The tuxedo cat wanted out into his yard, despite the obvious blowing of the wind and sleet against the storm door causing it to vibrate against its frame. He was undeterred by the snow that covered the porch and the stairs. His warm feet left hollow green footprints across the yard as he lifted one foot cautiously and lightly put another down in a trot that took him towards the garden in search of dry ground. He couldn’t find any.

In a very short time he was pawing against that same storm door for me to let him in. His previous tracks were covered with a thin blanket of white.

By the time I walked to work later in the morning, everything was melted on roofs, sidewalks, streets and flower beds. There was still a trace of frozen moisture in the air. It was barely above 30 degrees. Not unusual for a May morning in Ely.

After work I was drawn from my home on my walk by the sound of spring. The telltale heart of spring in Ely. The sounds of a bat against a ball.
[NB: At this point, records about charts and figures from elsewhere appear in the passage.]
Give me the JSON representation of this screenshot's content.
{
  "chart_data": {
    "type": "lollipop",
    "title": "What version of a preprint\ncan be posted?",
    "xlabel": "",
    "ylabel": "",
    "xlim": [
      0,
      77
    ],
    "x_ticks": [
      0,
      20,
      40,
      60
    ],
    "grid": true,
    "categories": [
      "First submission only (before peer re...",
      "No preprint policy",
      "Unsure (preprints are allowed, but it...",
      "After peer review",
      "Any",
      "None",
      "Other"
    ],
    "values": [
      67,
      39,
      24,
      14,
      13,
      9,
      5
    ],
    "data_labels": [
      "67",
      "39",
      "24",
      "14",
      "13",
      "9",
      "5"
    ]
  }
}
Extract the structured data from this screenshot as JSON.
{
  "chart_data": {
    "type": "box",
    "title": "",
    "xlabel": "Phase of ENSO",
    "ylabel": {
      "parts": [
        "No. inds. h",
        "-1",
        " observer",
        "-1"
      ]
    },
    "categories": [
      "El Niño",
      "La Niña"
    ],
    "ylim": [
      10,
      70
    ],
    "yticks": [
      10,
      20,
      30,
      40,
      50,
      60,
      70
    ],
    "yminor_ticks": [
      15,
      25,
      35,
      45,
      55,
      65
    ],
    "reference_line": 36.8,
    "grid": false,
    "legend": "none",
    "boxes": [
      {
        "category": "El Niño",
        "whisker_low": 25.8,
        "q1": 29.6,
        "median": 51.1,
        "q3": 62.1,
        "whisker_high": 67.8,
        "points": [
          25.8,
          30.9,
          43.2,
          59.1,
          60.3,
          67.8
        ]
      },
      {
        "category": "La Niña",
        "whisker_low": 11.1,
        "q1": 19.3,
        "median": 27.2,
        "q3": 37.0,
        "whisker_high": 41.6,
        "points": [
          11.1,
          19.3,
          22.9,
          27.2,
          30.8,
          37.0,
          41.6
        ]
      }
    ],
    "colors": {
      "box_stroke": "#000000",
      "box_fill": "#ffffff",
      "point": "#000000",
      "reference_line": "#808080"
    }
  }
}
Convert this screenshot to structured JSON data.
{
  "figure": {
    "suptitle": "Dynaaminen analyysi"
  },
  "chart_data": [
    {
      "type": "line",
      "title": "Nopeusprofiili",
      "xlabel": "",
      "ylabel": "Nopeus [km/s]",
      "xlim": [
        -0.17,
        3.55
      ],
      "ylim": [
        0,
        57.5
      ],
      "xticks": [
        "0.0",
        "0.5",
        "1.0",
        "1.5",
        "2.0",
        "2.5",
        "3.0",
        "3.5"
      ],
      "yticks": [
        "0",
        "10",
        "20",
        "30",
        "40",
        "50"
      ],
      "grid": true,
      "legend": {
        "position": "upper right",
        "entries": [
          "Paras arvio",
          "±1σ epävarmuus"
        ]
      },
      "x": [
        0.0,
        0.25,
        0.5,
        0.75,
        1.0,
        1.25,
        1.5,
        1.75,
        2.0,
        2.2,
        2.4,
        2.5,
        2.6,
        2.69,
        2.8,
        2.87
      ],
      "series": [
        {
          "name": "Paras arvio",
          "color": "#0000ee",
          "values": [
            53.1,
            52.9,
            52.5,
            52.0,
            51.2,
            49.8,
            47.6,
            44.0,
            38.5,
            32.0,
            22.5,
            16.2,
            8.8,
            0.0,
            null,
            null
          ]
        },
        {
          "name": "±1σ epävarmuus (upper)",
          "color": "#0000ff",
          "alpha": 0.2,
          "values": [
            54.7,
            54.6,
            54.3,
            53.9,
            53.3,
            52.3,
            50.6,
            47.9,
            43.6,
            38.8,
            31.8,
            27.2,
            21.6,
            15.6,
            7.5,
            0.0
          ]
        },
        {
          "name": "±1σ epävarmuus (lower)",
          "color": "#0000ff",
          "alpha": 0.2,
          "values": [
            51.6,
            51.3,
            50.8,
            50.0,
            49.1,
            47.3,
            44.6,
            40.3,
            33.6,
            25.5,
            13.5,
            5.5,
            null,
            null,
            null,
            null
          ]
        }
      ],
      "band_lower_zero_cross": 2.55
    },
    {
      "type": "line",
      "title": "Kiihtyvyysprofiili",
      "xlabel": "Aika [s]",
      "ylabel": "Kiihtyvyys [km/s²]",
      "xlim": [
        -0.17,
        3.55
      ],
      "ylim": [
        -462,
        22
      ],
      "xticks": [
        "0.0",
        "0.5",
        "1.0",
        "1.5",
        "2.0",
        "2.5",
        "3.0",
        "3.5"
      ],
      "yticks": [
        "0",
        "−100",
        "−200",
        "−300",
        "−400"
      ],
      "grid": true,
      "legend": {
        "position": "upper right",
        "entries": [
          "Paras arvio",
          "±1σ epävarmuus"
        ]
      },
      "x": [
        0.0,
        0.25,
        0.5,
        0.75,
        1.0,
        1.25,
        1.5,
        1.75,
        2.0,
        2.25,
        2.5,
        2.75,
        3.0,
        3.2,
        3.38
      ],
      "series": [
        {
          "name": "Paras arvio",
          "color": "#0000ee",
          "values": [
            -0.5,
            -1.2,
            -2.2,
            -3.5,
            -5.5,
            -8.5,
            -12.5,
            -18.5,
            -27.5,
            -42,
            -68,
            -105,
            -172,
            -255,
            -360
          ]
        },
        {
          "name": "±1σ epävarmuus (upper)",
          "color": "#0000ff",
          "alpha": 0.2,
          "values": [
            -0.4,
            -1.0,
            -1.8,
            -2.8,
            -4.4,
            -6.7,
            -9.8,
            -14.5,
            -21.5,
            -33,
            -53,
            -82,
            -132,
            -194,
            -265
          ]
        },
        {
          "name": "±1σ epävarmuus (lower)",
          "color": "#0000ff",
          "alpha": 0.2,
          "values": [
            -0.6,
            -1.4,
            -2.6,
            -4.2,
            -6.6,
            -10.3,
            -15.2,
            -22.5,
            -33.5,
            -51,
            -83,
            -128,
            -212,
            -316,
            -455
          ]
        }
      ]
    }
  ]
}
The metallic ting rising up and over the baseball diamond -- not unlike the notes that the blackbirds have been shrilly screeching from my backyard for the last three weeks. Not unlike, but with a slightly different pitch and of course, louder, able to be heard unmistakably from blocks away.

Thankfully not unusual for a May afternoon in Ely.

I forget each spring during the excitement for ice out, fishing opener and Mother’s Day, how much I miss the sights, sounds and hotdogs of baseball. Not just baseball on television, but live baseball. Baseball practice, Little League practice, coach pitch, tee ball to come.

The rake on the infield, sweeping off the bases, the imperfect science of Diamond Dust after too much rain (too much rain that followed nowhere near enough rain), the cuts and strips of the grass in the outfield after a fresh pass of the mower.

The too-cold feel of the bleachers through blue jeans and of course, the smack of the ball in a leather glove. Catch with one of my kids. Sweat beading up under the brim of a good fitting cap shading your eyes from the new and suddenly much stronger sun in the afternoon sky. So far elusive this May in Ely, Minnesota.

The ball players were swinging those bats though and under the tall pines on the corner of Eighth Avenue and Pattison, I stopped to admire some of those swings. I stopped to listen to the sound of the bat reach me just before I saw that bat strike the white ball. I stopped, standing on a layer of reddish-brown pine needles instead of white snowflakes, to soak in just a little bit of summer through my hoodie and my fleece as I wore a stocking cap.

It was after all, only 38 degrees. No need to tell the players in short pants that. I already knew that they couldn’t feel it like I could and even if they did, they are too young for it to matter. They hadn’t forgotten about the sound their bat was making either, they had heard it in their dreams, all winter long.